At the Jess Schwartz Jewish Community Day School, as well as in most other Jewish day schools across North America, our children are taught to be counter-cultural. This “conflict” with the everyday value system we live in is an asset and a wonderfully positive attribute for our children’s future success. Research has clearly demonstrated that children who attend Jewish day schools are “significantly” less likely to engage in “risky behaviors” and are notably more likely to participate in positive civic and community service activities.

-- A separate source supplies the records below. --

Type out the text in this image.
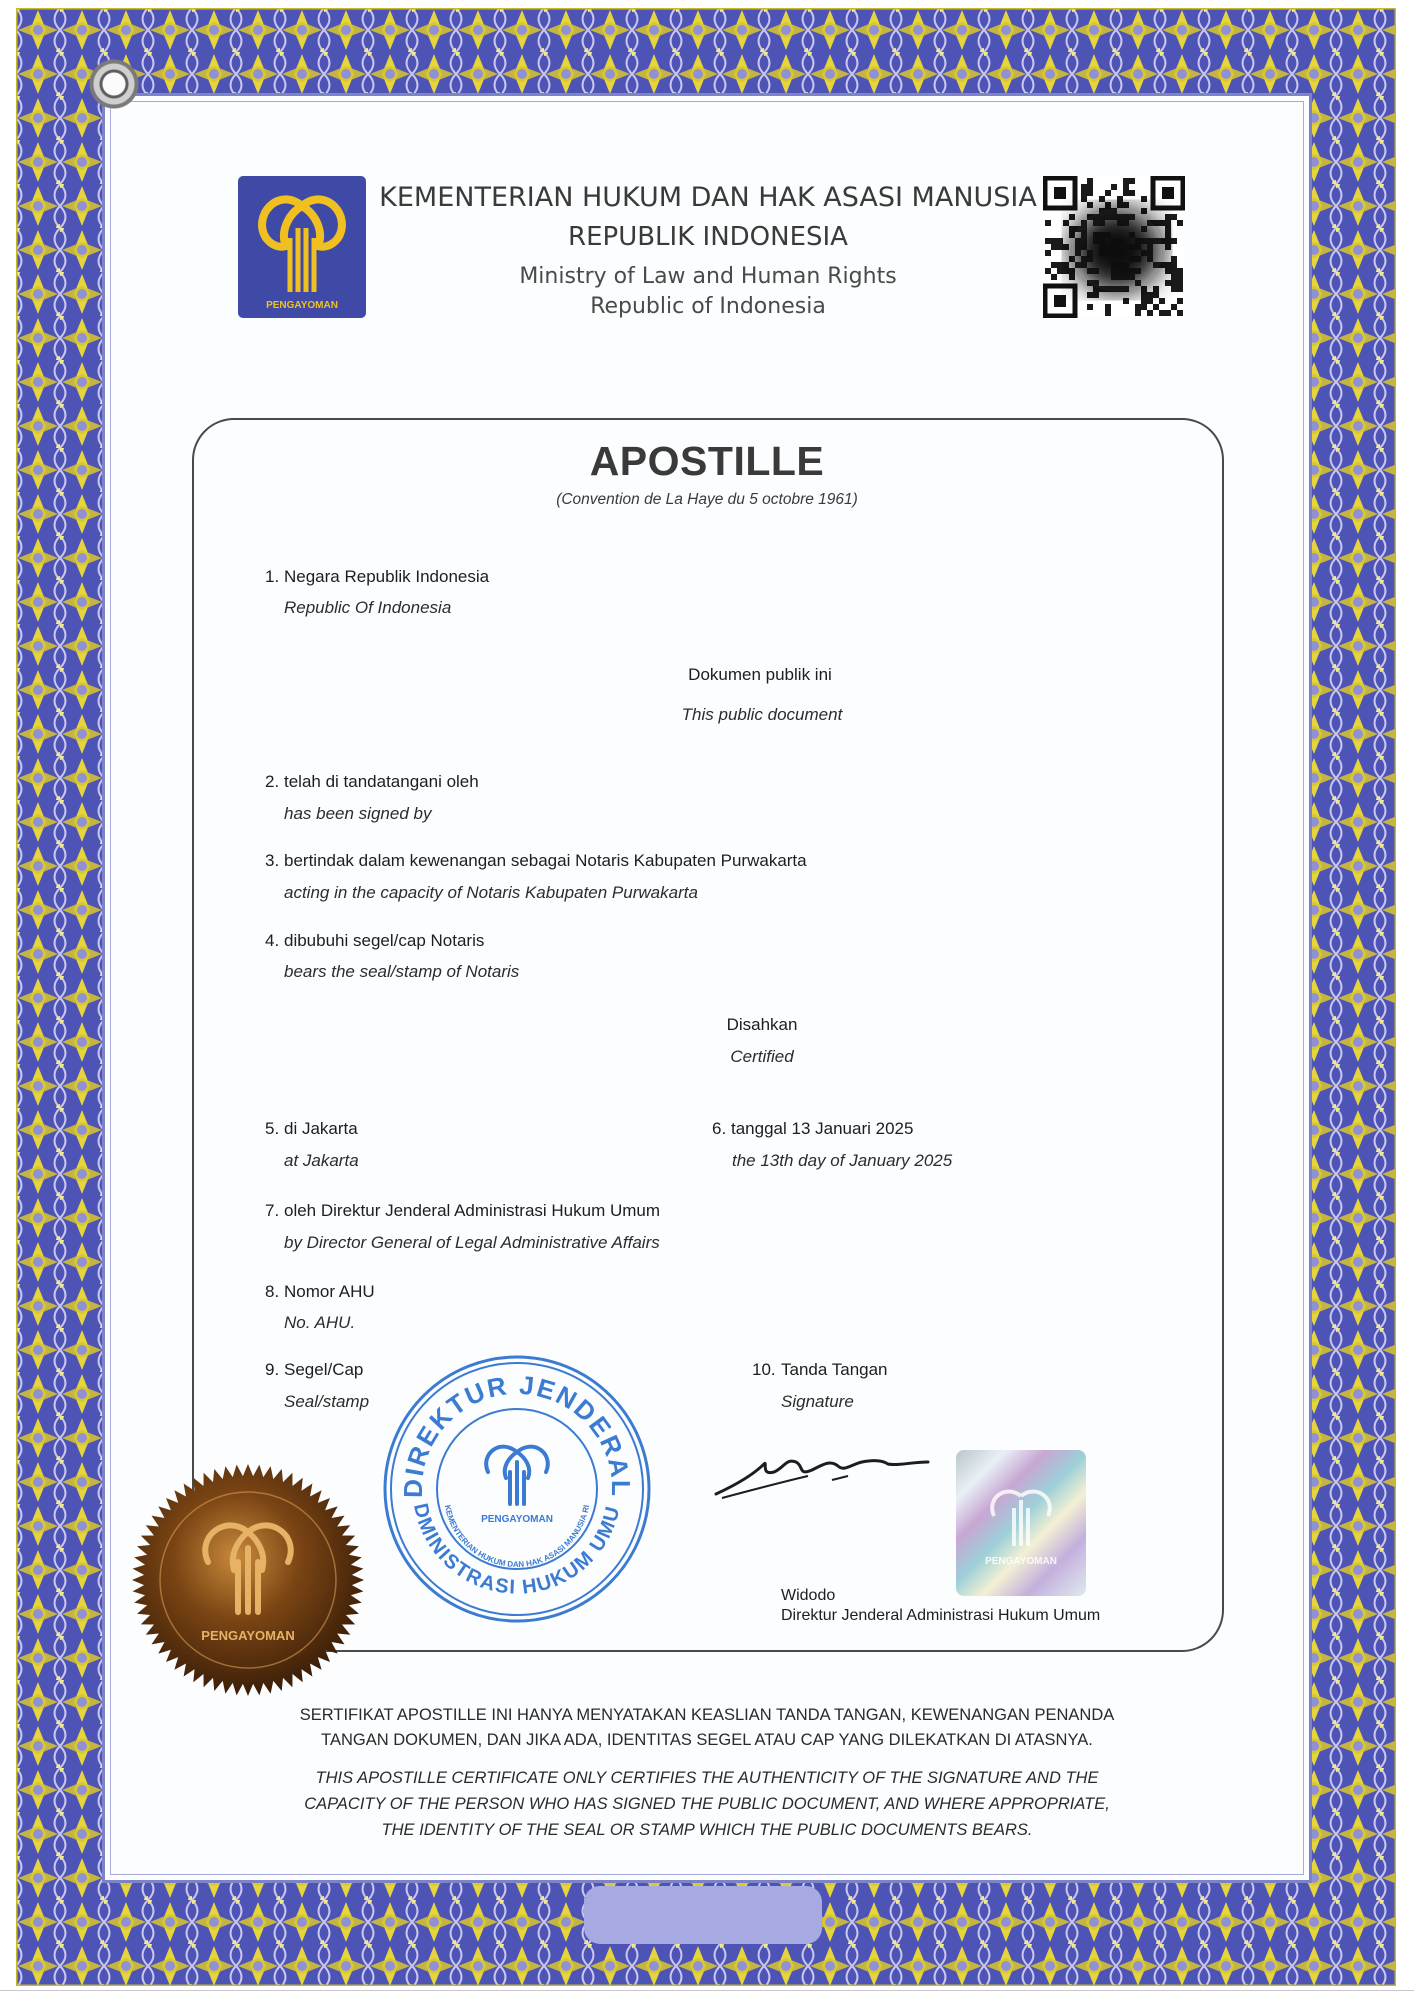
PENGAYOMAN
KEMENTERIAN HUKUM DAN HAK ASASI MANUSIA
REPUBLIK INDONESIA
Ministry of Law and Human Rights
Republic of Indonesia
APOSTILLE
(Convention de La Haye du 5 octobre 1961)
1. Negara Republik Indonesia
Republic Of Indonesia
Dokumen publik ini
This public document
2. telah di tandatangani oleh
has been signed by
3. bertindak dalam kewenangan sebagai Notaris Kabupaten Purwakarta
acting in the capacity of Notaris Kabupaten Purwakarta
4. dibubuhi segel/cap Notaris
bears the seal/stamp of Notaris
Disahkan
Certified
5. di Jakarta
at Jakarta
6. tanggal 13 Januari 2025
the 13th day of January 2025
7. oleh Direktur Jenderal Administrasi Hukum Umum
by Director General of Legal Administrative Affairs
8. Nomor AHU
No. AHU.
9. Segel/Cap
Seal/stamp
10. Tanda Tangan
Signature
DIREKTUR JENDERAL
DMINISTRASI HUKUM UMU
KEMENTERIAN HUKUM DAN HAK ASASI MANUSIA RI
PENGAYOMAN
PENGAYOMAN
PENGAYOMAN
Widodo
Direktur Jenderal Administrasi Hukum Umum
SERTIFIKAT APOSTILLE INI HANYA MENYATAKAN KEASLIAN TANDA TANGAN, KEWENANGAN PENANDA
TANGAN DOKUMEN, DAN JIKA ADA, IDENTITAS SEGEL ATAU CAP YANG DILEKATKAN DI ATASNYA.
THIS APOSTILLE CERTIFICATE ONLY CERTIFIES THE AUTHENTICITY OF THE SIGNATURE AND THE
CAPACITY OF THE PERSON WHO HAS SIGNED THE PUBLIC DOCUMENT, AND WHERE APPROPRIATE,
THE IDENTITY OF THE SEAL OR STAMP WHICH THE PUBLIC DOCUMENTS BEARS.
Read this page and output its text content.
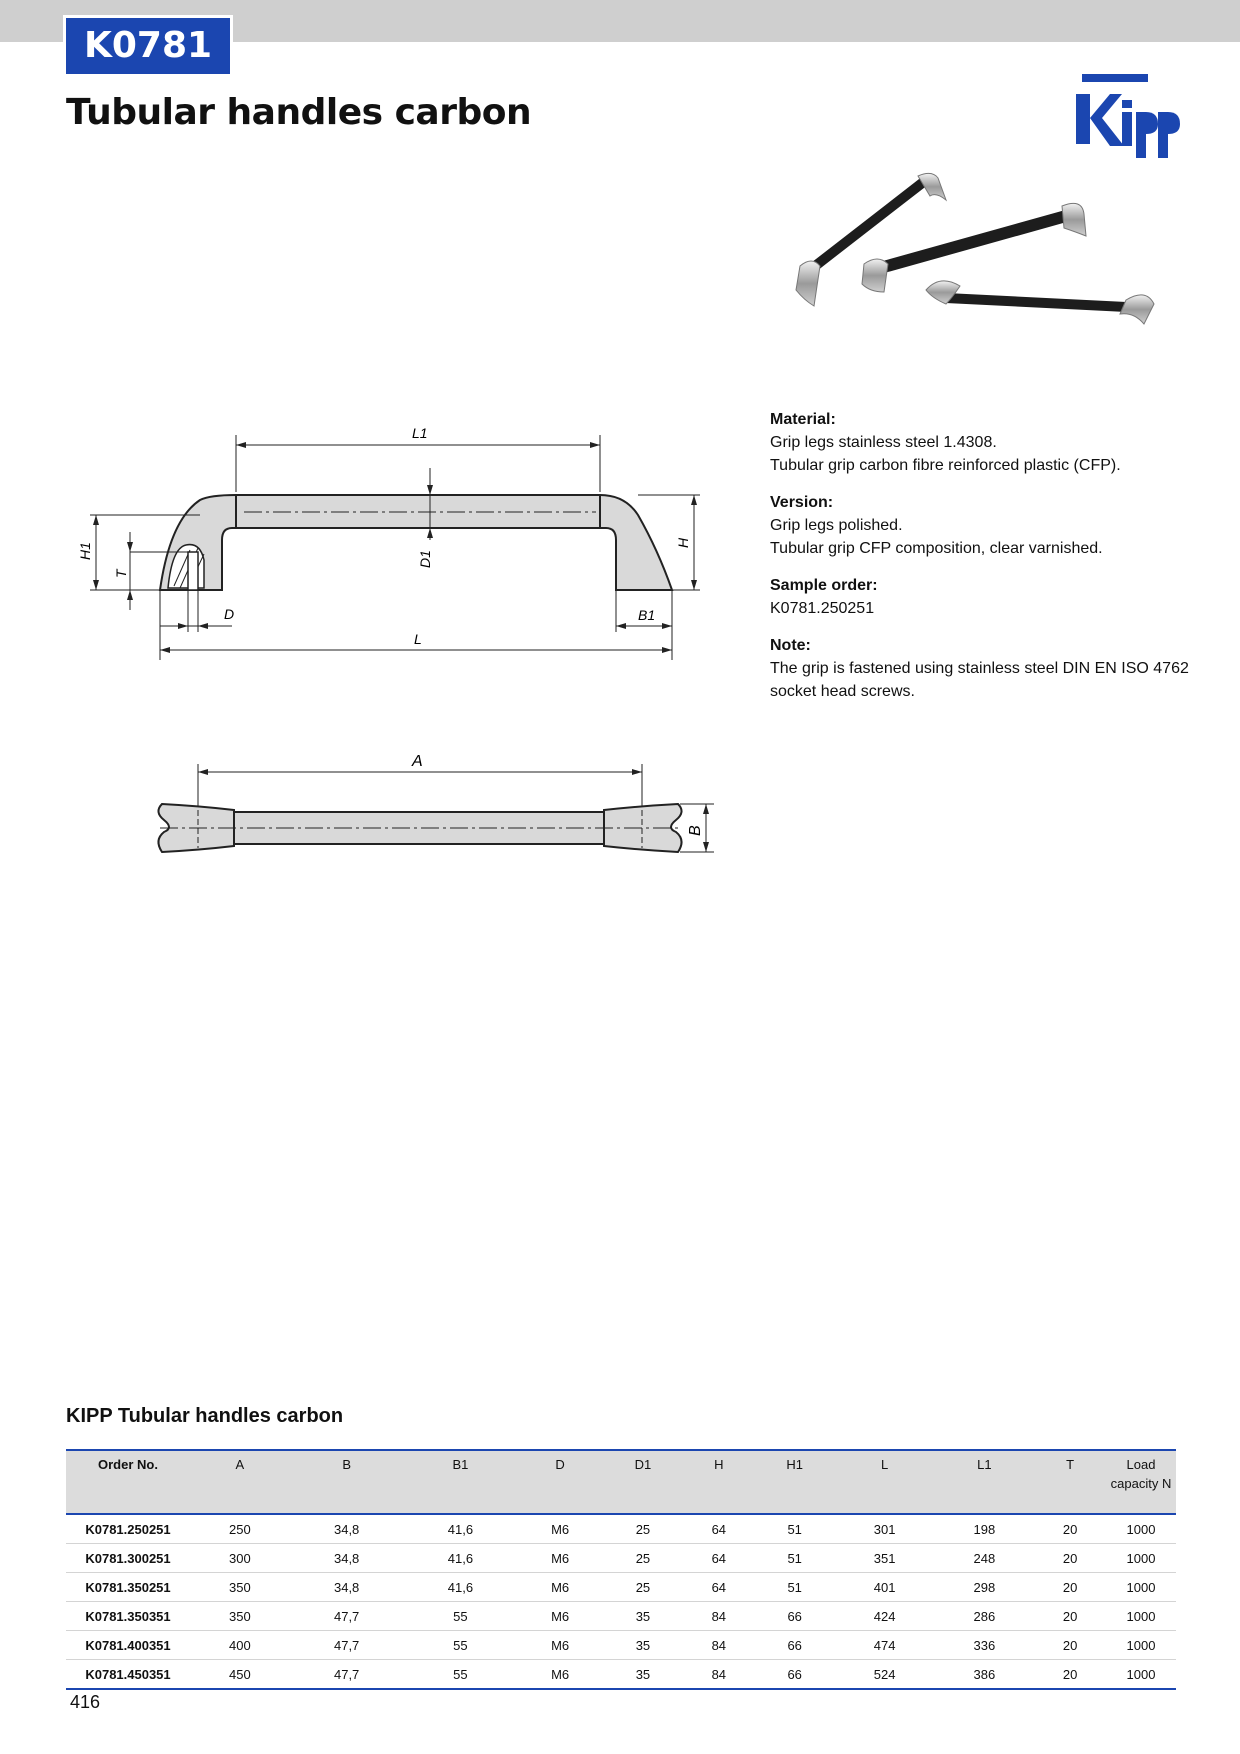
K0781
Tubular handles carbon
L1
D1
H
H1
T
D	B1
L
A
B
Material:
Grip legs stainless steel 1.4308.
Tubular grip carbon fibre reinforced plastic (CFP).
Version:
Grip legs polished.
Tubular grip CFP composition, clear varnished.
Sample order:
K0781.250251
Note:
The grip is fastened using stainless steel DIN EN ISO 4762
socket head screws.
KIPP Tubular handles carbon
Order No.	A	B	B1	D	D1	H	H1	L	L1	T	Load capacity N
K0781.250251	250	34,8	41,6	M6	25	64	51	301	198	20	1000
K0781.300251	300	34,8	41,6	M6	25	64	51	351	248	20	1000
K0781.350251	350	34,8	41,6	M6	25	64	51	401	298	20	1000
K0781.350351	350	47,7	55	M6	35	84	66	424	286	20	1000
K0781.400351	400	47,7	55	M6	35	84	66	474	336	20	1000
K0781.450351	450	47,7	55	M6	35	84	66	524	386	20	1000
416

Day schools like Jess Schwartz take pride in identifying and nurturing our students’ strengths and guiding them to achieve their ultimate potential. Learning in Jewish day schools like ours encourages the students and their families to appreciate the total package of a Jewish day school education; the intellectual, spiritual, social, emotional, and physical components of a whole-child education. At Jess Schwartz we will never simply look to the checks and balances of the machine-shop world to understand how a student is doing. Assessing a child in a Jewish day school means understanding what capacity the child has, how the child applies the learning to real-life situations, and what will this child do with this newly learned knowledge.
We live in a state which has been ranked at the bottom (in some cases in last place) in its commitment to education, its ability to educate our children, and its demonstrated success in graduating students from high school on to college (50th out of 50 states!). And this is a state in a country which ranks almost at the bottom for math and science by PISA (Programme for International Student Assessment) of the Organization of Economic and Comparative Development (between 24th and 26th place out of 30 countries).
As was once shared with me, “In tough times, there are many things you need to cut back on. A quality Jewish education shouldn’t be one of them.” I encourage every parent of a school-aged child to visit a Jewish day school ASAP. As the parent of two day school students I happen to be partial to the Jess Schwartz Jewish Community Day School; however, all the Jewish day schools in the Valley work together to build a collective Jewish community for the generations yet to come, and so during this registration season pick up the phone, make the call, and come visit one of us. You assuredly won’t be disappointed!